You'll need to define an udf as followed and then select each field. I have used the same data you did with a tab separator.
from pyspark.sql.functions import udf
from pyspark.sql.types import *
df1 = spark.read.format('com.databricks.spark.csv').options(header='true',delimiter='\t').load('./sample.txt')
df1.show()
# +----+----------------+-------+----------------+--------------------+
# | id| timestamp|routeid| creationdate| parameters|
# +----+----------------+-------+----------------+--------------------+
# |1000|21-11-2016 22:55| 14|21-11-2016 22:55| RSRP=-102,|
# |1002|21-11-2016 22:55| 14|21-11-2016 22:55|RA Req. SN=-146,T...|
# |1003|21-11-2016 22:55| 14|21-11-2016 22:55|RA Req. SN=134,RX...|
# +----+----------------+-------+----------------+--------------------+
现在让我们定义我们的 UDF 如上所述:
Now let's define our UDF as mentioned above :
import re
def f_(s):
pattern = re.compile("([^,=]+)=([0-9\-]+)")

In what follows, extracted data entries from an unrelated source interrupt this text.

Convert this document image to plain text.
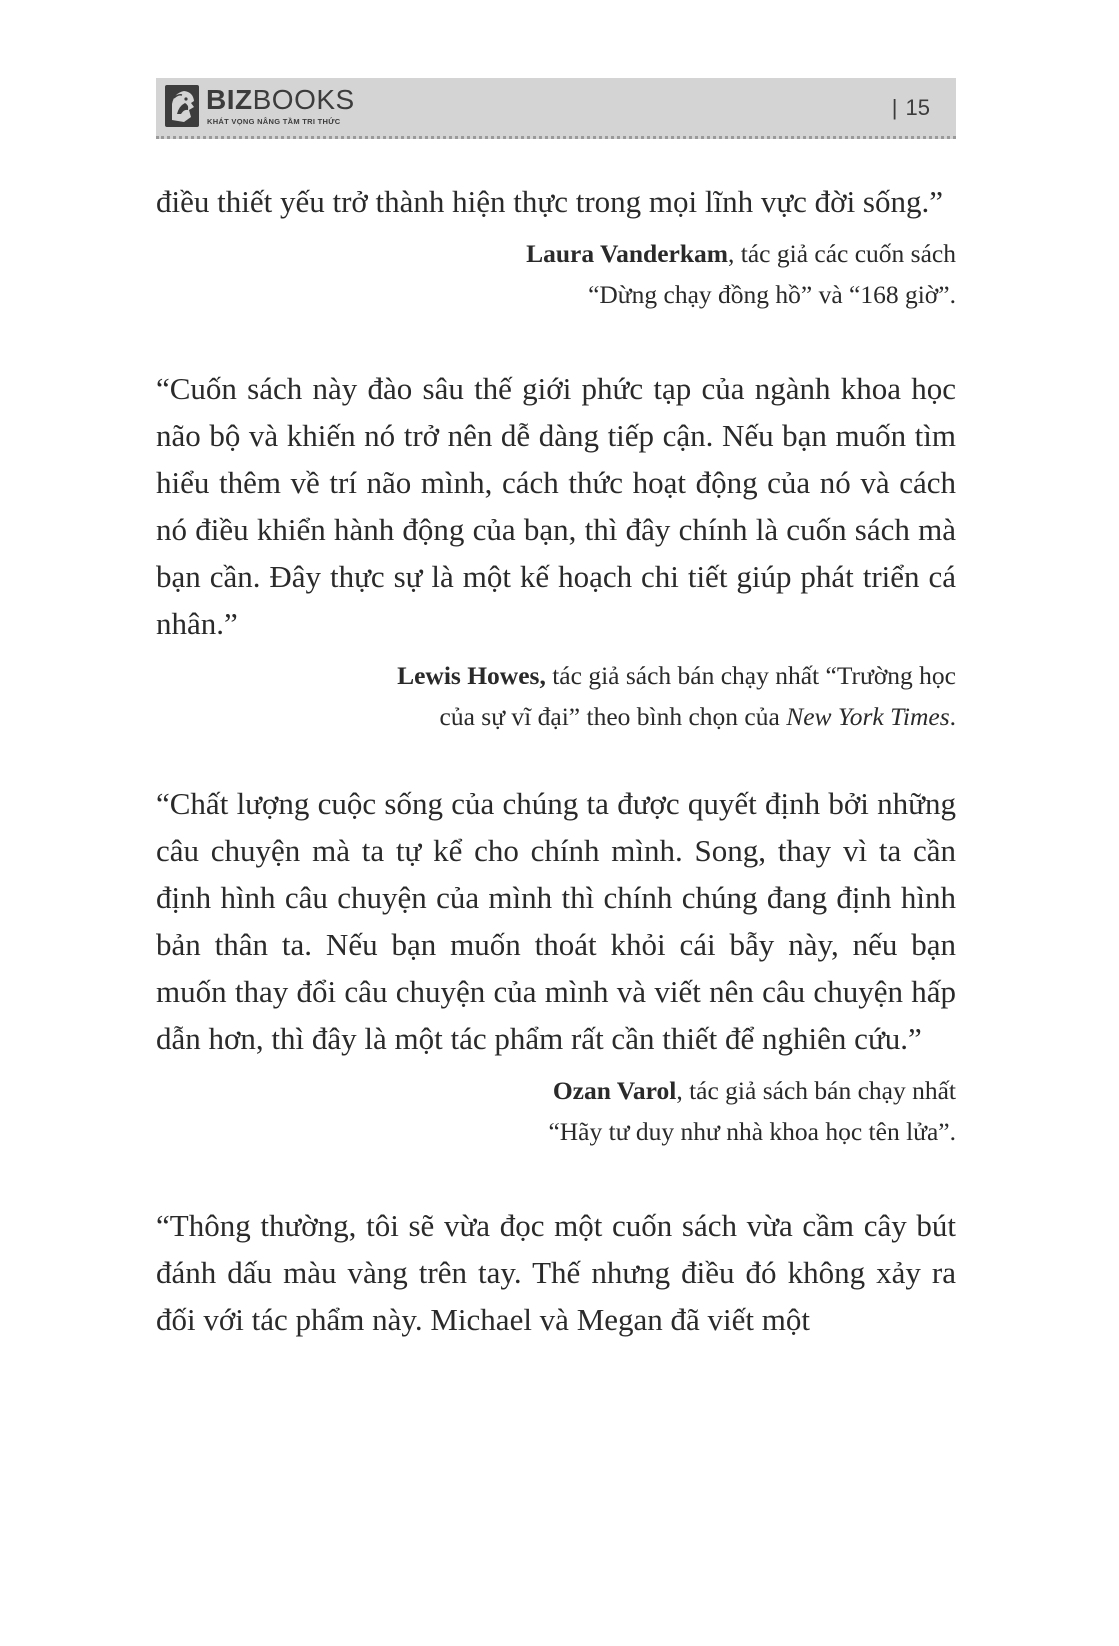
BIZBOOKS
KHÁT VỌNG NÂNG TẦM TRI THỨC
| 15

điều thiết yếu trở thành hiện thực trong mọi lĩnh vực đời sống.”

Laura Vanderkam, tác giả các cuốn sách
“Dừng chạy đồng hồ” và “168 giờ”.

“Cuốn sách này đào sâu thế giới phức tạp của ngành khoa học não bộ và khiến nó trở nên dễ dàng tiếp cận. Nếu bạn muốn tìm hiểu thêm về trí não mình, cách thức hoạt động của nó và cách nó điều khiển hành động của bạn, thì đây chính là cuốn sách mà bạn cần. Đây thực sự là một kế hoạch chi tiết giúp phát triển cá nhân.”

Lewis Howes, tác giả sách bán chạy nhất “Trường học
của sự vĩ đại” theo bình chọn của New York Times.

“Chất lượng cuộc sống của chúng ta được quyết định bởi những câu chuyện mà ta tự kể cho chính mình. Song, thay vì ta cần định hình câu chuyện của mình thì chính chúng đang định hình bản thân ta. Nếu bạn muốn thoát khỏi cái bẫy này, nếu bạn muốn thay đổi câu chuyện của mình và viết nên câu chuyện hấp dẫn hơn, thì đây là một tác phẩm rất cần thiết để nghiên cứu.”

Ozan Varol, tác giả sách bán chạy nhất
“Hãy tư duy như nhà khoa học tên lửa”.

“Thông thường, tôi sẽ vừa đọc một cuốn sách vừa cầm cây bút đánh dấu màu vàng trên tay. Thế nhưng điều đó không xảy ra đối với tác phẩm này. Michael và Megan đã viết một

return dict(pattern.findall(s or ""))
我们可以直接在简单"样本上测试该函数:
We can test the function directly on a "simple" sample :
f_("RA Req. SN=134,RX Antennas=-91,MCS=-83,TPC=-191,")
# {'RA Req. SN': '134', 'RX Antennas': '-91', 'TPC': '-191', 'MCS': '-83'}
好的,它可以工作了.我们现在可以注册在 SQL 中使用:
Ok it's working. We can now register to use in SQL :
spark.udf.register("f", f_, MapType(StringType(), StringType()))

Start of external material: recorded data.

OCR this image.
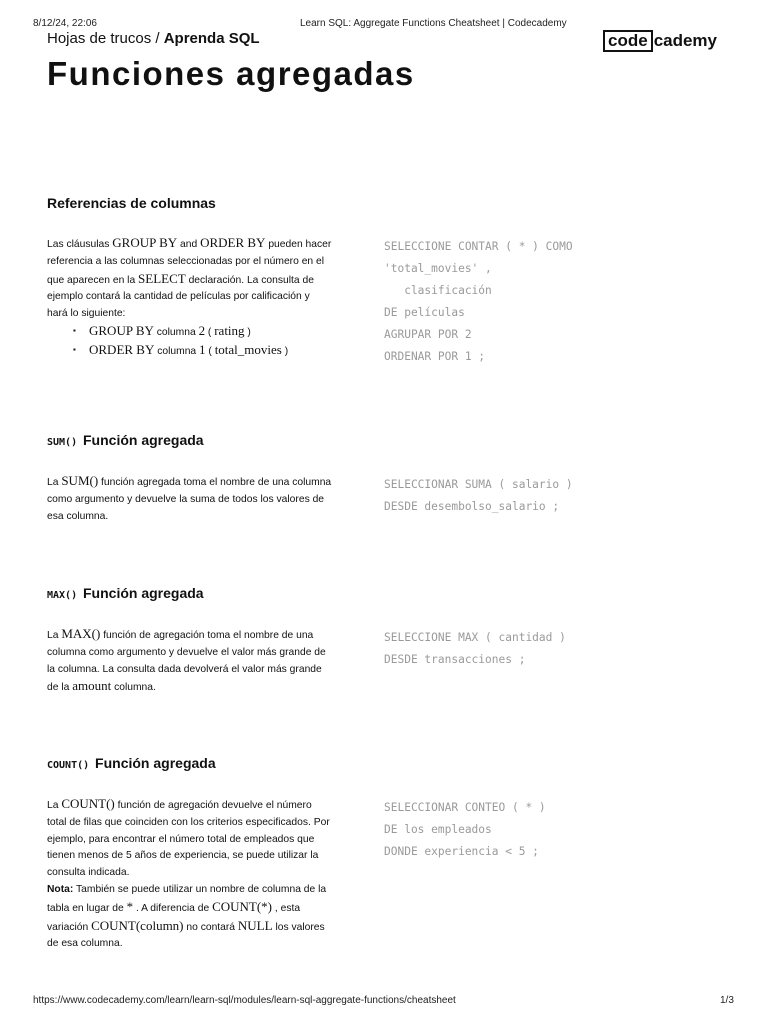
8/12/24, 22:06	Learn SQL: Aggregate Functions Cheatsheet | Codecademy
Hojas de trucos / Aprenda SQL	code cademy
Funciones agregadas
Referencias de columnas
Las cláusulas GROUP BY and ORDER BY pueden hacer referencia a las columnas seleccionadas por el número en el que aparecen en la SELECT declaración. La consulta de ejemplo contará la cantidad de películas por calificación y hará lo siguiente:
▪ GROUP BY columna 2 ( rating )
▪ ORDER BY columna 1 ( total_movies )
SELECCIONE CONTAR ( * ) COMO
'total_movies' ,
clasificación
DE películas
AGRUPAR POR 2
ORDENAR POR 1 ;
SUM() Función agregada
La SUM() función agregada toma el nombre de una columna como argumento y devuelve la suma de todos los valores de esa columna.
SELECCIONAR SUMA ( salario )
DESDE desembolso_salario ;
MAX() Función agregada
La MAX() función de agregación toma el nombre de una columna como argumento y devuelve el valor más grande de la columna. La consulta dada devolverá el valor más grande de la amount columna.
SELECCIONE MAX ( cantidad )
DESDE transacciones ;
COUNT() Función agregada
La COUNT() función de agregación devuelve el número total de filas que coinciden con los criterios especificados. Por ejemplo, para encontrar el número total de empleados que tienen menos de 5 años de experiencia, se puede utilizar la consulta indicada.
Nota: También se puede utilizar un nombre de columna de la tabla en lugar de * . A diferencia de COUNT(*) , esta variación COUNT(column) no contará NULL los valores de esa columna.
SELECCIONAR CONTEO ( * )
DE los empleados
DONDE experiencia < 5 ;
https://www.codecademy.com/learn/learn-sql/modules/learn-sql-aggregate-functions/cheatsheet	1/3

spark.sql("SELECT f('RA Req. SN=134,RX Antennas=-91,MCS=-83,TPC=-191,')").show()
# +---------------------------------------------------+
# |f(RA Req. SN=134,RX Antennas=-91,MCS=-83,TPC=-191,)|
# +---------------------------------------------------+
# | Map(RA Req. SN ->...|
# +---------------------------------------------------+
但就您而言,我认为您会对每个字段的实际 udf 感兴趣:
But in your case, I think that you'll be interested in an actually udf for each field :
extract = udf(f_, MapType(StringType(), StringType()))
df1.select(df1['*'], extract(df1['parameters']).getItem('RSRP').alias('RSRP')).show()
# +----+----------------+-------+----------------+--------------------+----+
# | id| timestamp|routeid| creationdate| parameters|RSRP|
# +----+----------------+-------+----------------+--------------------+----+
# |1000|21-11-2016 22:55| 14|21-11-2016 22:55| RSRP=-102,|-102|
# |1002|21-11-2016 22:55| 14|21-11-2016 22:55|RA Req. SN=-146,T...|null|
# |1003|21-11-2016 22:55| 14|21-11-2016 22:55|RA Req. SN=134,RX...|null|
# +----+----------------+-------+----------------+--------------------+----+
这篇关于使用 PySpark 将复杂的 RDD 转换为扁平化的 RDD的文章就介绍到这了,希望我们推荐的答案对大家有所帮助,也希望大家多多支持!